Windows Speech Recognition (WSR) is speech recognition developed by Microsoft for Windows Vista that enables voice commands to control the desktop user interface, dictate text in electronic documents and email, navigate websites, perform keyboard shortcuts, and operate the mouse cursor. It supports custom macros to perform additional or supplementary tasks. Hotkeys for this action is Windows logo key+Ctrl+S (windows 10, windows 11)
WSR is a locally processed speech recognition platform; it does not rely on cloud computing for accuracy, dictation, or recognition, but adapts based on contexts, grammars, speech samples, training sessions, and vocabularies. It provides a personal dictionary that allows users to include or exclude words or expressions from dictation and to record pronunciations to increase recognition accuracy. Custom language models are also supported.

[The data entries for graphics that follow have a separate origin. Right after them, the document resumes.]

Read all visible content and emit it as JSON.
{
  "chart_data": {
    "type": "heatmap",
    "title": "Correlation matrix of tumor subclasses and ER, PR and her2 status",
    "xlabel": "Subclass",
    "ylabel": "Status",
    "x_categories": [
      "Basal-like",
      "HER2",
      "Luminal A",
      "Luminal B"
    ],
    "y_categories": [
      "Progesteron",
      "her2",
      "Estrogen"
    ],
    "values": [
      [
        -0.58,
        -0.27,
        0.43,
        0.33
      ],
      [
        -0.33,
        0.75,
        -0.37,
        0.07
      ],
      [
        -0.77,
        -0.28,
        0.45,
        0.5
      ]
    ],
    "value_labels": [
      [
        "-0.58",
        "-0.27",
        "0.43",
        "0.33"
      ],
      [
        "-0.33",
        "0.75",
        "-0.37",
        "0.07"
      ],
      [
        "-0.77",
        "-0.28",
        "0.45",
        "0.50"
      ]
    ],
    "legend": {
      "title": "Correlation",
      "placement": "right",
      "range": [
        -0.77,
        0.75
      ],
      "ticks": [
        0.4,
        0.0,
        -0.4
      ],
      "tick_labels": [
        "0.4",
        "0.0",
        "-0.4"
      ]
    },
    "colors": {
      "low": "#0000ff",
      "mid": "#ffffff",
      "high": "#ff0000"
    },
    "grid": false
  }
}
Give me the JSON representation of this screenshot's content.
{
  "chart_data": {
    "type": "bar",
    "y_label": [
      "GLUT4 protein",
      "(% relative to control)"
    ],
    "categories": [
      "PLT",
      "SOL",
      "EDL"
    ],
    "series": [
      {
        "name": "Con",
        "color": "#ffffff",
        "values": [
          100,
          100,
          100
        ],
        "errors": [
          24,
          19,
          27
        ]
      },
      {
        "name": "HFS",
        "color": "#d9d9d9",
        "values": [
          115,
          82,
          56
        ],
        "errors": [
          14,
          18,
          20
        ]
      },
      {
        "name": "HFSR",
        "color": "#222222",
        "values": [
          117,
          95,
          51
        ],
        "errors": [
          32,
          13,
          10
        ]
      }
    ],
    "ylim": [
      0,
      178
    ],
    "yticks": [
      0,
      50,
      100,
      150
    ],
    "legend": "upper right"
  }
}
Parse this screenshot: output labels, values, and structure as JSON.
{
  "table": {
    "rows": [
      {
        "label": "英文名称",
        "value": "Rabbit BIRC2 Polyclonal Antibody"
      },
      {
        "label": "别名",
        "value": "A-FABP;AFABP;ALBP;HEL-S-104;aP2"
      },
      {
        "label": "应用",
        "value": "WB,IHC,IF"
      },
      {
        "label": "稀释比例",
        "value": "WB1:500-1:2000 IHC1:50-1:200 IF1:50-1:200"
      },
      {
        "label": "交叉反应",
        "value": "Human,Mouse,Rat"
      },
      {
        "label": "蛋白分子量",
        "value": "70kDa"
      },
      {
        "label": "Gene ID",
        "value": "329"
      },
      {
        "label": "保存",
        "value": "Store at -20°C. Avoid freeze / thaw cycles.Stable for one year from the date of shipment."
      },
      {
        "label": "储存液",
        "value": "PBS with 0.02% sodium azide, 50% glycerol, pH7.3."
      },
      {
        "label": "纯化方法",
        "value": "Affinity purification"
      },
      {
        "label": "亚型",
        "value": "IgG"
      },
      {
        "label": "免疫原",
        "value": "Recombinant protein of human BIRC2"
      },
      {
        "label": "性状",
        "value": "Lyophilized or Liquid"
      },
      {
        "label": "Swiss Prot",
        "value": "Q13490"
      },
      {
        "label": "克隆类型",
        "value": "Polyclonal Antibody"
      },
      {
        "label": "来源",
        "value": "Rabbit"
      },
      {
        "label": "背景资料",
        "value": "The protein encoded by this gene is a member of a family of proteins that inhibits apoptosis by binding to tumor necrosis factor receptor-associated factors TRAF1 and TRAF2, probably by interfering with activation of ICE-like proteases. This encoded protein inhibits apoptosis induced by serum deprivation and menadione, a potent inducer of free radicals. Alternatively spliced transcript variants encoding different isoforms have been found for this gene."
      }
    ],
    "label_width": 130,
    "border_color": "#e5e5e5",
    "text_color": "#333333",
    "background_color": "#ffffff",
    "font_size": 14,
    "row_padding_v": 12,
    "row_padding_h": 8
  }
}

With Windows Vista, WSR was developed to be part of Windows, as speech recognition was previously exclusive to applications such as Windows Media Player. It is present in Windows 7, Windows 8, Windows 8.1, Windows RT, Windows 10, and Windows 11.
Microsoft was involved in speech recognition and speech synthesis research for many years before WSR. In 1993, Microsoft hired Xuedong Huang from Carnegie Mellon University to lead its speech development efforts; the company's research led to the development of the Speech API (SAPI) introduced in 1994. Speech recognition had also been used in previous Microsoft products. Office XP and Office 2003 provided speech recognition capabilities among Internet Explorer and Microsoft Office applications; it also enabled limited speech functionality in Windows 98, Windows Me, Windows NT 4.0, and Windows 2000. Windows XP Tablet PC Edition 2002 included speech recognition capabilities with the Tablet PC Input Panel, and Microsoft Plus! for Windows XP enabled voice commands for Windows Media Player. However, these all required installation of speech recognition as a separate component; before Windows Vista, Windows did not include integrated or extensive speech recognition.